L’uomo, ciascuno di noi in realtà non si accontenta di vivere, ma desidera vivere una vita sensata. Nessuno di noi vuole ridurre la propria vita ad un vano vagabondaggio, proprio di chi non sa da dove viene e verso quale meta finale è diretto. Quando un uomo diventa cieco non è più in grado di camminare: brancola nel buio. Quando un uomo non conosce la verità circa se stesso, è imprigionato dentro al non-senso.

Ma qualcuno potrebbe pensare: "questa non è la condizione dell’uomo di oggi. La scienza ha svelato i più intimi segreti della costituzione della persona umana. La luce dell’uomo è la scienza". Non c’è dubbio. I benefici che l’uomo ha ricevuto dall’impresa scientifica sono numerosi e grandi. Ma la scienza non è in grado, non sarà mai in grado di rispondere alla domanda sul senso della vita. La scienza è in grado oggi di prolungare la durata della vita, ma non di dirci se e per quale ragione vale la pena vivere più a lungo. Ha il potere di farla durare più a lungo, non di renderla più vera. Ed alla fine, come ha scritto il poeta, "la vita debb’esser viva, cioè vera vita; o la morte la supera incomparabilmente di pregio" [G. Leopardi, Operette morali, La Biblioteca di Repubblica, Roma 2005, 441].

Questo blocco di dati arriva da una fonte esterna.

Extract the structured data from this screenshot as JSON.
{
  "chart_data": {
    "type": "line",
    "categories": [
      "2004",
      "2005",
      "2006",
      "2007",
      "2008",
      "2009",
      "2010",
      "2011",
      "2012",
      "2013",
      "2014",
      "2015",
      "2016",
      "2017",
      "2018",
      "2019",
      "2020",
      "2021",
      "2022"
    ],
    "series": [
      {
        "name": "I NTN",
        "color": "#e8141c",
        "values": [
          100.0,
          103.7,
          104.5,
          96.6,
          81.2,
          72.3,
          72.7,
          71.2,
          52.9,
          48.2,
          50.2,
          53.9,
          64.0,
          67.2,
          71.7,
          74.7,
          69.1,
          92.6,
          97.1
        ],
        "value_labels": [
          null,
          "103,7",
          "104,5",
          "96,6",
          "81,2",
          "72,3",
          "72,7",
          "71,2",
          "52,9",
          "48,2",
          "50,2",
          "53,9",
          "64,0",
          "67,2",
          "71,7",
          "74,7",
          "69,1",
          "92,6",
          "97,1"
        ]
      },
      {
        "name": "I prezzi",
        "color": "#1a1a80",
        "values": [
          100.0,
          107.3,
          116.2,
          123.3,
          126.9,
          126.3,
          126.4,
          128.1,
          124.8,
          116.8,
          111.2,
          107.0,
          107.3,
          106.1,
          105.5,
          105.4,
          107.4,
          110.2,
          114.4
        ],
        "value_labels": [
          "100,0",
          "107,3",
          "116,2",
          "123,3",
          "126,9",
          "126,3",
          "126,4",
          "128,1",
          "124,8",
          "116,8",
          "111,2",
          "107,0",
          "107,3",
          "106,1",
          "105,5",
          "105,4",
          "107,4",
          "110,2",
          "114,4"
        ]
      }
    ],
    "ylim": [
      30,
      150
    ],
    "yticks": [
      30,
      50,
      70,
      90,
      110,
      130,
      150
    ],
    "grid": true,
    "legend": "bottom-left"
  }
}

Miei cari fratelli e sorelle, se la Chiesa questa notte notifica all’uomo che "su coloro che abitavano in terra tenebrosa una luce rifulse", notifica che è donata all’uomo non la possibilità di vivere, ma di vivere una vera vita, una buona vita.

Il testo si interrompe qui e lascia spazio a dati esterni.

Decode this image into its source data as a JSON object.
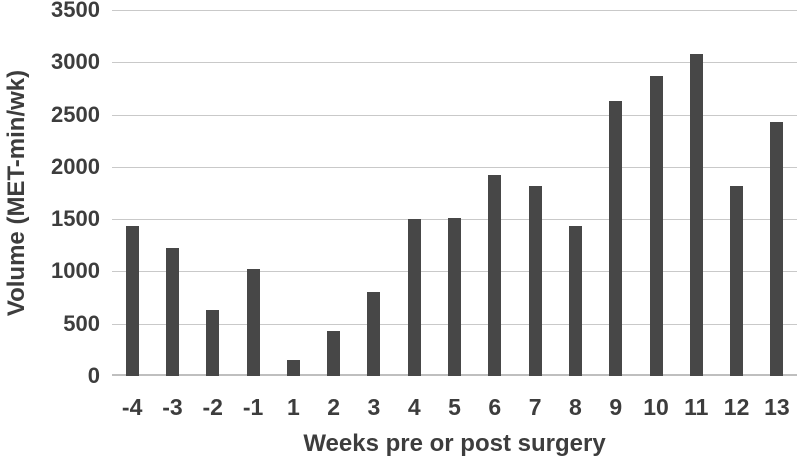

2. "Carissimo, è apparsa la grazia di Dio, apportatrice di salvezza per tutti gli uomini". Con queste parole l’apostolo Paolo ci dice quale luce in questa notte ha avvolto l’uomo; perché il Figlio di Dio fattosi uomo è luce che illumina ogni uomo.

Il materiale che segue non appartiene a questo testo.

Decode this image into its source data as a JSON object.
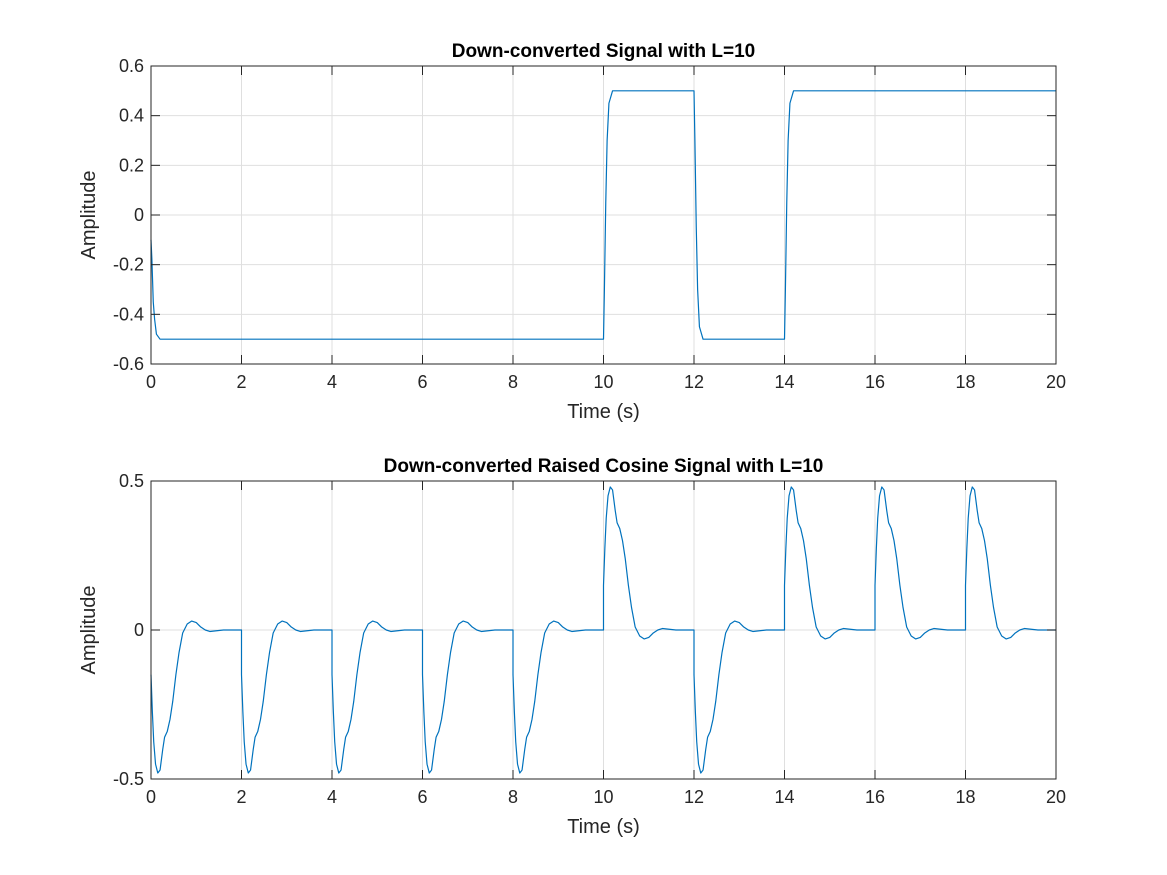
{
  "chart_data": [
    {
      "type": "line",
      "title": "Down-converted Signal with L=10",
      "xlabel": "Time (s)",
      "ylabel": "Amplitude",
      "xlim": [
        0,
        20
      ],
      "ylim": [
        -0.6,
        0.6
      ],
      "xticks": [
        0,
        2,
        4,
        6,
        8,
        10,
        12,
        14,
        16,
        18,
        20
      ],
      "xtick_labels": [
        "0",
        "2",
        "4",
        "6",
        "8",
        "10",
        "12",
        "14",
        "16",
        "18",
        "20"
      ],
      "yticks": [
        -0.6,
        -0.4,
        -0.2,
        0,
        0.2,
        0.4,
        0.6
      ],
      "ytick_labels": [
        "-0.6",
        "-0.4",
        "-0.2",
        "0",
        "0.2",
        "0.4",
        "0.6"
      ],
      "grid": true,
      "line_color": "#0072BD",
      "series": [
        {
          "x": [
            0,
            0.02,
            0.05,
            0.08,
            0.12,
            0.2,
            10.0,
            10.02,
            10.05,
            10.08,
            10.12,
            10.2,
            12.0,
            12.02,
            12.05,
            12.08,
            12.12,
            12.2,
            14.0,
            14.02,
            14.05,
            14.08,
            14.12,
            14.2,
            20.0
          ],
          "y": [
            -0.1,
            -0.18,
            -0.35,
            -0.42,
            -0.48,
            -0.5,
            -0.5,
            -0.3,
            0.05,
            0.3,
            0.45,
            0.5,
            0.5,
            0.3,
            -0.05,
            -0.3,
            -0.45,
            -0.5,
            -0.5,
            -0.3,
            0.05,
            0.3,
            0.45,
            0.5,
            0.5
          ]
        }
      ]
    },
    {
      "type": "line",
      "title": "Down-converted Raised Cosine Signal with L=10",
      "xlabel": "Time (s)",
      "ylabel": "Amplitude",
      "xlim": [
        0,
        20
      ],
      "ylim": [
        -0.5,
        0.5
      ],
      "xticks": [
        0,
        2,
        4,
        6,
        8,
        10,
        12,
        14,
        16,
        18,
        20
      ],
      "xtick_labels": [
        "0",
        "2",
        "4",
        "6",
        "8",
        "10",
        "12",
        "14",
        "16",
        "18",
        "20"
      ],
      "yticks": [
        -0.5,
        0,
        0.5
      ],
      "ytick_labels": [
        "-0.5",
        "0",
        "0.5"
      ],
      "grid": true,
      "line_color": "#0072BD",
      "symbol_period": 2,
      "symbols": [
        -1,
        -1,
        -1,
        -1,
        -1,
        1,
        -1,
        1,
        1,
        1
      ],
      "pulse_shape": {
        "t": [
          0,
          0.03,
          0.06,
          0.1,
          0.15,
          0.2,
          0.26,
          0.3,
          0.36,
          0.42,
          0.48,
          0.55,
          0.62,
          0.7,
          0.8,
          0.9,
          1.0,
          1.1,
          1.2,
          1.3,
          1.45,
          1.6,
          1.8,
          2.0
        ],
        "a": [
          0.3,
          0.55,
          0.75,
          0.9,
          0.96,
          0.94,
          0.8,
          0.72,
          0.68,
          0.6,
          0.48,
          0.3,
          0.15,
          0.02,
          -0.04,
          -0.06,
          -0.05,
          -0.02,
          0.0,
          0.01,
          0.005,
          0.0,
          0.0,
          0.0
        ]
      }
    }
  ]
}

Egli è l’apparizione della grazia di Dio. In Lui "la grazia di Dio" diviene luminosamente visibile, palpabile, incontrabile. "Grazia di Dio" significa la buona disposizione del cuore di Dio verso l’uomo; che Egli ha cura, si interessa del destino dell’uomo. Ebbene, queste intime disposizioni divine in questa notte ci danno a conoscere in Gesù, il bambino – Dio neonato a Betlemme. La moltitudine dell’esercito celeste che lodava Dio, diceva: "pace in terra agli uomini che Egli [Dio] ama".

In Gesù, Dio fattosi uomo, ciò che Dio "prova" nei confronti dell’uomo diventa chiaro, e diventa un fatto che accade realmente in mezzo a noi. Attraverso la presenza di Gesù, Dio è entrato nella storia umana, anche qui ed ora, come colui che ama l’uomo ed intende fargli vivere una vera vita. La "grazia apparsa apportatrice di salvezza" è Gesù stesso.

3. Che cosa cambia nella nostra vita di ogni giorno in conseguenza di questo evento? Riascoltiamo l’apostolo: "… ci insegna a vivere con sobrietà, giustizia e pietà in questo mondo, nell’attesa della beata speranza". Che cosa cambia? La vita cessa di essere priva di una speranza ultima – le speranze penultime l’uomo è in grado di assicurarsele normalmente da solo – perché diventa attesa non di una inevitabile morte eterna, ma di una vita eterna donata dalla grazia di Dio apparsa questa notte. Ad iniziare da questa notte, l’uomo può cessare di vivere in questo mondo senza speranza, perché se vuole, può vivere in compagnia con Dio stesso [cfr. Ef 2,12]. E vivendola in tale compagnia, la vita può essere vissuta "con sobrietà, giustizia e pietà in questo mondo".

Che il desiderio di una vita piena di senso anche nelle tribolazioni che l’accompagnano, non sia un desiderio vacuo, noi abbiamo il diritto di pensarlo e sperarlo a causa di ciò che è accaduto questa notte: "è apparsa la grazia di Dio". Come è dimostrato dalla vita quotidiana di tanti credenti umili e nascosti, quando ogni giorno si impegnano a vivere "con sobrietà, giustizia e pietà": in famiglia, nel posto di lavoro, a scuola, nei diversi ambiti della società.

Le speranze penultime o comunque tagliate solo sulla misura delle forze umane hanno ricevuto una tragica smentita dal campo di concentramento nazista e dal gulag sovietico: sono state rese mute. Proviamo ad andare a Betlemme coi pastori: anche noi saremmo avvolti dalla certezza che Dio ci ama.